SOMBRERO GRIS CON FONDO ROJO
-No pienses que te voy a pedir perdón, porque no lo haré –dijo el hombre con sombrero gris.
-No sabrás nunca lo que te he querido –pensó la dama del vestido rojo y los zapatos a juego.
-Las luciérnagas tienen un nombre curioso, creí haberte explicado qué significaban- volvió a repetir la madre al niño adormecido en su regazo.
-No salgas ahora, hace frío, y puede llover. Al menos, coge un paraguas–sugirió la mujer a aquel desconocido, mientras, ya en la puerta, volvían a enlazarse las palabras.

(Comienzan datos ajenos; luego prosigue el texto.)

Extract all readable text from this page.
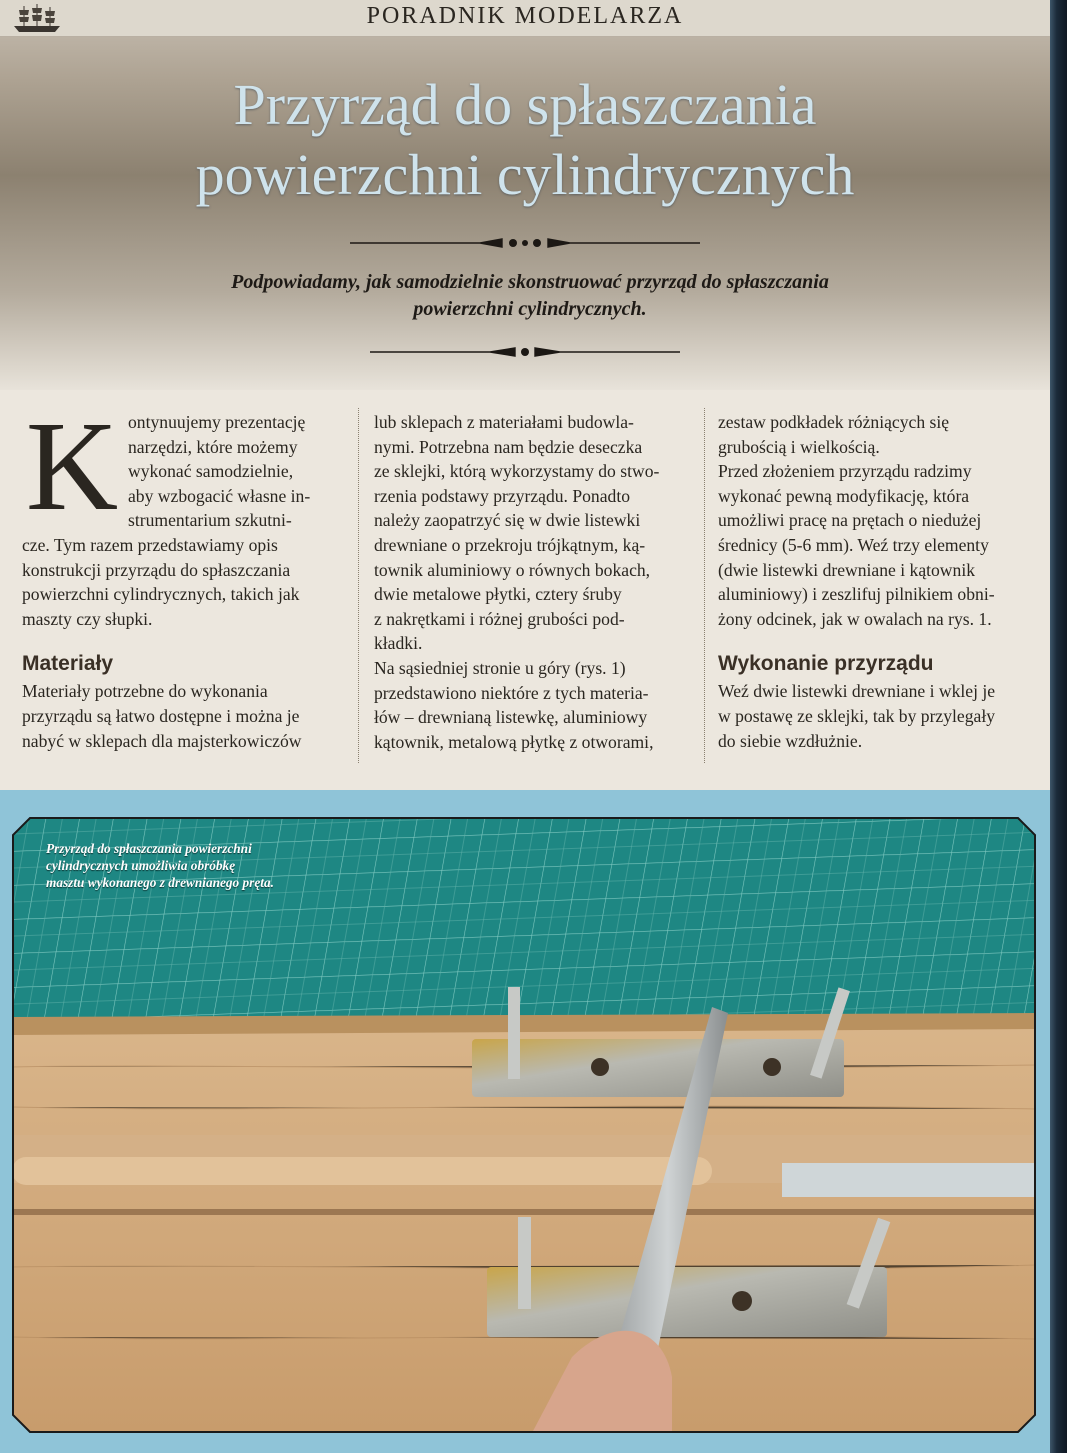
PORADNIK MODELARZA
Przyrząd do spłaszczania
powierzchni cylindrycznych
Podpowiadamy, jak samodzielnie skonstruować przyrząd do spłaszczania
powierzchni cylindrycznych.
K ontynuujemy prezentację

narzędzi, które możemy

wykonać samodzielnie,

aby wzbogacić własne in-

strumentarium szkutni-

cze. Tym razem przedstawiamy opis

konstrukcji przyrządu do spłaszczania

powierzchni cylindrycznych, takich jak

maszty czy słupki.

Materiały

Materiały potrzebne do wykonania

przyrządu są łatwo dostępne i można je

nabyć w sklepach dla majsterkowiczów

lub sklepach z materiałami budowla-

nymi. Potrzebna nam będzie deseczka

ze sklejki, którą wykorzystamy do stwo-

rzenia podstawy przyrządu. Ponadto

należy zaopatrzyć się w dwie listewki

drewniane o przekroju trójkątnym, ką-

townik aluminiowy o równych bokach,

dwie metalowe płytki, cztery śruby

z nakrętkami i różnej grubości pod-

kładki.

Na sąsiedniej stronie u góry (rys. 1)

przedstawiono niektóre z tych materia-

łów – drewnianą listewkę, aluminiowy

kątownik, metalową płytkę z otworami,

zestaw podkładek różniących się

grubością i wielkością.

Przed złożeniem przyrządu radzimy

wykonać pewną modyfikację, która

umożliwi pracę na prętach o niedużej

średnicy (5-6 mm). Weź trzy elementy

(dwie listewki drewniane i kątownik

aluminiowy) i zeszlifuj pilnikiem obni-

żony odcinek, jak w owalach na rys. 1.

Wykonanie przyrządu

Weź dwie listewki drewniane i wklej je

w postawę ze sklejki, tak by przylegały

do siebie wzdłużnie.

Przyrząd do spłaszczania powierzchni
cylindrycznych umożliwia obróbkę
masztu wykonanego z drewnianego pręta.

-Sólo los hombres que tienen pocas agallas se quedan sentados frente a un roble sin hacer nada. Díselo, bobo, antes de que llegue el más guapo, el más listo, el más macho. Y la próxima vez que te cruces con ella, tengas que verles cogidos de la mano –añadió el hermano, en un tono muy solemne.

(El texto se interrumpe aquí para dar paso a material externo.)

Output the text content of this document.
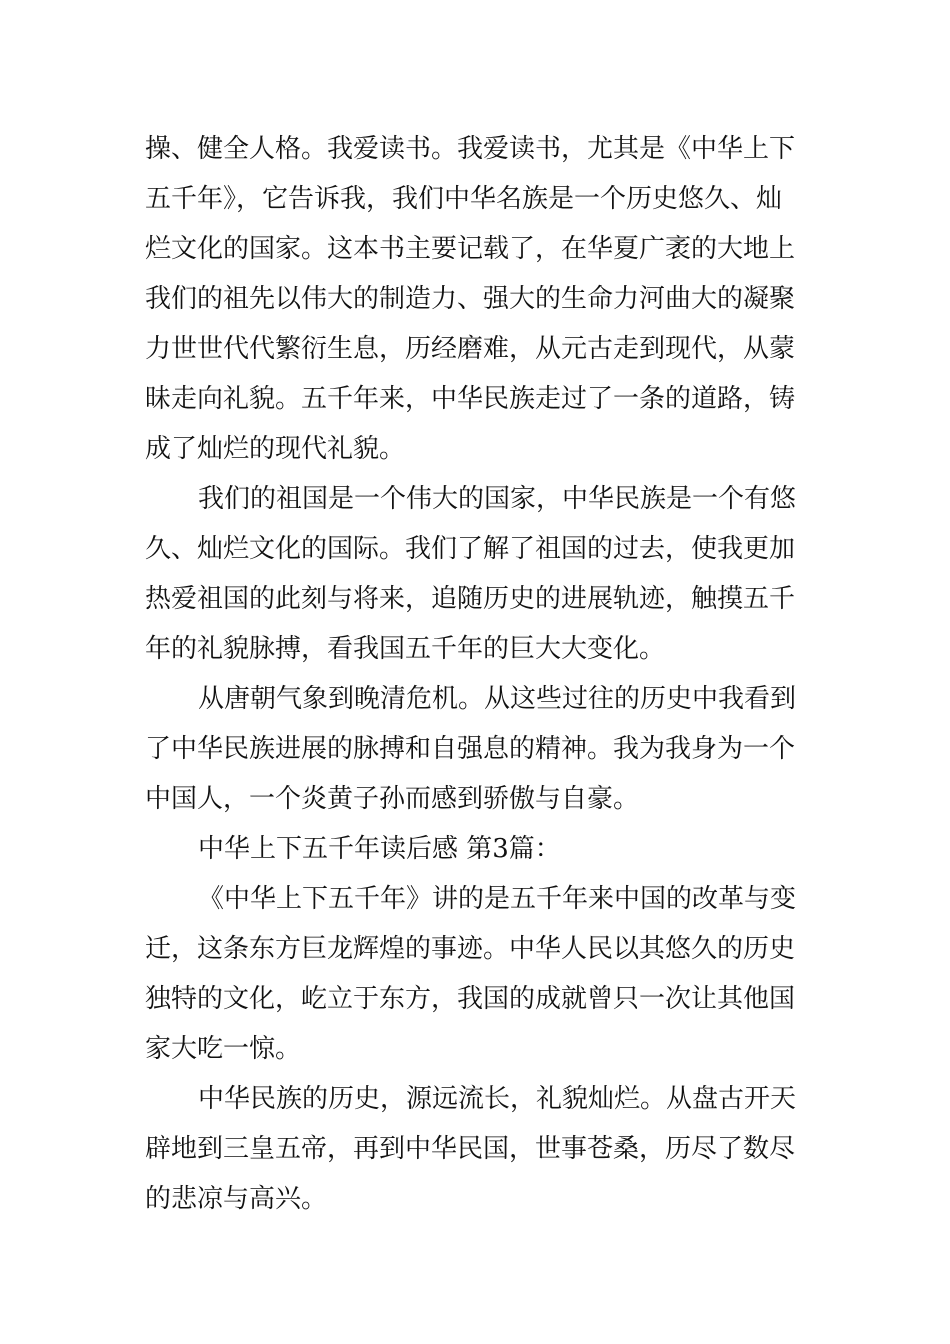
操、健全人格。我爱读书。我爱读书，尤其是《中华上下
五千年》，它告诉我，我们中华名族是一个历史悠久、灿
烂文化的国家。这本书主要记载了，在华夏广袤的大地上
我们的祖先以伟大的制造力、强大的生命力河曲大的凝聚
力世世代代繁衍生息，历经磨难，从元古走到现代，从蒙
昧走向礼貌。五千年来，中华民族走过了一条的道路，铸
成了灿烂的现代礼貌。
我们的祖国是一个伟大的国家，中华民族是一个有悠
久、灿烂文化的国际。我们了解了祖国的过去，使我更加
热爱祖国的此刻与将来，追随历史的进展轨迹，触摸五千
年的礼貌脉搏，看我国五千年的巨大大变化。
从唐朝气象到晚清危机。从这些过往的历史中我看到
了中华民族进展的脉搏和自强息的精神。我为我身为一个
中国人，一个炎黄子孙而感到骄傲与自豪。
中华上下五千年读后感 第3篇：
《中华上下五千年》讲的是五千年来中国的改革与变
迁，这条东方巨龙辉煌的事迹。中华人民以其悠久的历史
独特的文化，屹立于东方，我国的成就曾只一次让其他国
家大吃一惊。
中华民族的历史，源远流长，礼貌灿烂。从盘古开天
辟地到三皇五帝，再到中华民国，世事苍桑，历尽了数尽
的悲凉与高兴。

- Lamentablemente desconozco ese lugar. No voy a negarle que he escuchado hablar de él en numerosas ocasiones, y que, hasta en alguna, se me pasó por la cabeza localizar dónde quedaba exactamente, pero luego lo olvidé. ¿Va usted a buscarlo? Quizá no le importe si la acompaño –propuso el hombre luego de carraspear y mirar sus ojos, que eran desmedidamente grandes.
La joven tendió la mano, como si fuese una actriz y la calle una pantalla en la que se filmaba la escena en ese momento. El hombre, reparó en ella, pero temió ser muy osado, dudó, dudó…, y al final también tendió su mano hacia ella. La dama, por su parte, estrechó la mano del caballero con firmeza y ternura, mientras pensaba para sí, que hay gestos que deben dibujarse con cuidado y precisión, para que duren más de un segundo. Entonces, como si él hubiese escuchado los pensamientos de ella, agradeció su entrega. Y le robó un beso en los labios. Ella frunció el entrecejo y simuló estar enfadada. Él giró abrumado por el enojo de ella y se marchó calle abajo. Entonces pensó en las luciérnagas y volvió corriendo al mismo lugar en que la mujer le había dado su mano. La vio marcharse, y a lo lejos, por su vestido rojo, le pareció estar viendo un cuadro. Un cuadro. Y se reía dolorido. Cómo había dejado que se fuera, todo iba tan bien hacía nada. Ella preguntando, él voluntarioso, queriendo ir con ella a donde fuera que quedase aquel lugar. En casa, no dejó de hablar de los ojos de esa mujer vestida de rojo, que buscaba, no recordaba bien, no sé qué tienda de esencias florales. Él, aficionado a las escenas románticas, se pasó días enteros mirando al infinito, pensando en ella. No debió decirle aquello, debió pedirle perdón. Quizá eso es lo que le había molestado realmente de él, tal vez para ella, fue un comportamiento terriblemente inadecuado. “Perdón, perdón, perdón”. Ahora lo pediría muchas veces, con tal de verla aparecer sin más: en un café, sentada sola en una mesa, con la taza semielevada, casi a punto de tomar un sorbito. Él la miraría, ella dejaría la taza sobre la mesa y no diría nada… En la calle llovería… Llovería mucho.